One of the things that General Natonski noted was that Fallujah was known as the city of Mosques.  He commented that there were a few less Mosques at the end of the battle.  Why, when they were suppose to be off limits - - well, Insurgents used at least 47 mosques as fighting positions.  The tall minarets are perfect sniper or look out positions.  If Marines were taking fire from a Mosque, they took it out.

It was neat to listen to and get the chance to ask a General involved with the battle a question.  It was also a bit intimidating to be surrounded by a bunch of Marines who had been there.  It was almost like attending one of the first Combat Veterans of Fallujah Symposiums, like that of the Combat Veterans of Iwo Jima.

There was a smattering of wives at the event.  Total, about 100 people (that is all the museum can fit in the mess hall and theater at this time - - looking forward to that 400 seat theater in phase 2!)  So, yes, this was another event were there was a line to the men's room but not to the ladies' room.

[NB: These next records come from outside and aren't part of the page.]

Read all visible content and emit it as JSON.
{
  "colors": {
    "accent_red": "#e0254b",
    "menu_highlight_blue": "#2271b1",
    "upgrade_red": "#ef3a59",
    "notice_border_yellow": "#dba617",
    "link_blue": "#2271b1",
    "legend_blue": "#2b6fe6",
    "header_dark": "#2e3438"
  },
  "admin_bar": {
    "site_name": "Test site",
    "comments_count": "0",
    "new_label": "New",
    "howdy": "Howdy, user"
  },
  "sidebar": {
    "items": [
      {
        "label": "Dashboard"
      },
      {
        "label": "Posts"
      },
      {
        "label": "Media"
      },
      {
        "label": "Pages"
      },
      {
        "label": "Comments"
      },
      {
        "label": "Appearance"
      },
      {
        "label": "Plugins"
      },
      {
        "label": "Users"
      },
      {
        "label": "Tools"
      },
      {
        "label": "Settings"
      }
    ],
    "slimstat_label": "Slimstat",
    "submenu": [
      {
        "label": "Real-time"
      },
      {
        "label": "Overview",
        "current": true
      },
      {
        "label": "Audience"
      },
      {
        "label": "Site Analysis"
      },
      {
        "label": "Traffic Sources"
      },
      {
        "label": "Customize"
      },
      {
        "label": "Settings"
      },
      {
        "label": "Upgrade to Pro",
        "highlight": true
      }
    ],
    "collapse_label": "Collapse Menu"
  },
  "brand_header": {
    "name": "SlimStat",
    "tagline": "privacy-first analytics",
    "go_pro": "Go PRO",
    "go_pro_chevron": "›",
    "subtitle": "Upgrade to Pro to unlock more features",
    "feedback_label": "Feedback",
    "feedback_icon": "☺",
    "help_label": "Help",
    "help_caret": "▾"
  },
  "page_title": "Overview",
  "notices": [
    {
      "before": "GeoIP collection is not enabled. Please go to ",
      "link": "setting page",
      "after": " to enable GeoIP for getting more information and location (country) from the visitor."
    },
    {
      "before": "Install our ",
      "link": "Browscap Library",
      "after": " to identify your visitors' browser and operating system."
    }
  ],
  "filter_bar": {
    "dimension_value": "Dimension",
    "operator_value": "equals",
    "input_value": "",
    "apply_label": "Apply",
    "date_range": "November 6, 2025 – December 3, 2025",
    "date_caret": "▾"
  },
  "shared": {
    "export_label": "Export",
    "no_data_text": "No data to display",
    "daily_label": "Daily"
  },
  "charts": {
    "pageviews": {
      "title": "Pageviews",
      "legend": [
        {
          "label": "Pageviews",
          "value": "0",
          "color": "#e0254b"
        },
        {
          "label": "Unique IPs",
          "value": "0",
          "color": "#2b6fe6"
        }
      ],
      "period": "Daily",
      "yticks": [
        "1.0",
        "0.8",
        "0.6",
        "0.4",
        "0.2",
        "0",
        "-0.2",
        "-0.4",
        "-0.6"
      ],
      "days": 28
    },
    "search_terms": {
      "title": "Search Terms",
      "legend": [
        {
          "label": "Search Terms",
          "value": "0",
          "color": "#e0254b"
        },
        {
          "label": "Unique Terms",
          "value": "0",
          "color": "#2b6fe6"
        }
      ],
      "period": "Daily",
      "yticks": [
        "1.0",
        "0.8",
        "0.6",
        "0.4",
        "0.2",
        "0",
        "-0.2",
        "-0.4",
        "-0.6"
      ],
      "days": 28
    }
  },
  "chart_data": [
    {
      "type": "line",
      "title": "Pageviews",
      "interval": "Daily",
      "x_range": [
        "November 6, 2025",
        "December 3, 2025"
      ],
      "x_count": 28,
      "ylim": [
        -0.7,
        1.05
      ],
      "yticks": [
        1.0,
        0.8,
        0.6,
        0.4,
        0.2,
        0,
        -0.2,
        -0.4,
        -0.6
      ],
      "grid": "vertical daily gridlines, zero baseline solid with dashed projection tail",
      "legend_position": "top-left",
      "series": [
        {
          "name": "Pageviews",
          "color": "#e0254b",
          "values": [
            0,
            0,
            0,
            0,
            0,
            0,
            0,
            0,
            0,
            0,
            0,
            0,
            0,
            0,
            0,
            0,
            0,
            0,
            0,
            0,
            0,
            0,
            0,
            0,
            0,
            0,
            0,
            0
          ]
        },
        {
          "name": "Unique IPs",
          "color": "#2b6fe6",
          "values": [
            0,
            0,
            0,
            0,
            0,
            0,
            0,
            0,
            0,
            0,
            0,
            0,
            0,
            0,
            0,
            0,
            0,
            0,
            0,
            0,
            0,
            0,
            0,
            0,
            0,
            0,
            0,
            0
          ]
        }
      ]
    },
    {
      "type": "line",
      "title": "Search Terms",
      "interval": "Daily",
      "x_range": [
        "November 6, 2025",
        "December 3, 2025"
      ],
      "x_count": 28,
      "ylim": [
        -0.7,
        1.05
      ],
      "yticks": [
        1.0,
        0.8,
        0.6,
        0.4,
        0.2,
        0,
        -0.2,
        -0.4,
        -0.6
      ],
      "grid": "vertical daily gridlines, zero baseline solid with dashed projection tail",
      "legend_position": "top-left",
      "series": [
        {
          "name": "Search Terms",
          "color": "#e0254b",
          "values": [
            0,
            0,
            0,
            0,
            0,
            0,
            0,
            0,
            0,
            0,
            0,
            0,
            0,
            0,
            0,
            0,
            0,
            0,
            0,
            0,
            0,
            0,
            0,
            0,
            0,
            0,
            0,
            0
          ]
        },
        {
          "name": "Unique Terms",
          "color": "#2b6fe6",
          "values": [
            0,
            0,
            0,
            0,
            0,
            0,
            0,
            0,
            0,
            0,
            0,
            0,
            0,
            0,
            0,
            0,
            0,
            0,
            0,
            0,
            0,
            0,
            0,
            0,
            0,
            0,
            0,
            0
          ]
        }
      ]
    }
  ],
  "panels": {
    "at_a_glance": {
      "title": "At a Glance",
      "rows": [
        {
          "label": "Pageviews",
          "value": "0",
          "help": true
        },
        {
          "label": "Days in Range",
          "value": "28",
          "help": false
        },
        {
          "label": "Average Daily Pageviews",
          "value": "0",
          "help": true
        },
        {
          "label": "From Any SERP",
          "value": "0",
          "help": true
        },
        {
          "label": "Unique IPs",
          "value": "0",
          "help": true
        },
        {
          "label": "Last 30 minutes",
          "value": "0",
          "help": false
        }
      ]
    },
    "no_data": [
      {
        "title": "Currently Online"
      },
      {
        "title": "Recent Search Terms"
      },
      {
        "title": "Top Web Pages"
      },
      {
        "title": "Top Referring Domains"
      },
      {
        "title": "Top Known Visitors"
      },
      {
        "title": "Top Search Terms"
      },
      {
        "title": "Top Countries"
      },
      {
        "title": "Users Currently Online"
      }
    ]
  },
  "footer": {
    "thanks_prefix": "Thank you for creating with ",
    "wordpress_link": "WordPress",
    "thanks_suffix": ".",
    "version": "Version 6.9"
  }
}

I think it is a good thing for the spouses to come to these events.  I think for them, it is a good thing to gain a better understanding of what their spouses went through.  It is definitely more personal for them.  For me, I gained a much better understanding of the battle and picked up some more stories to tell on tours.

All in all, a great evening.  I would highly recommend attending one of these events at the museum.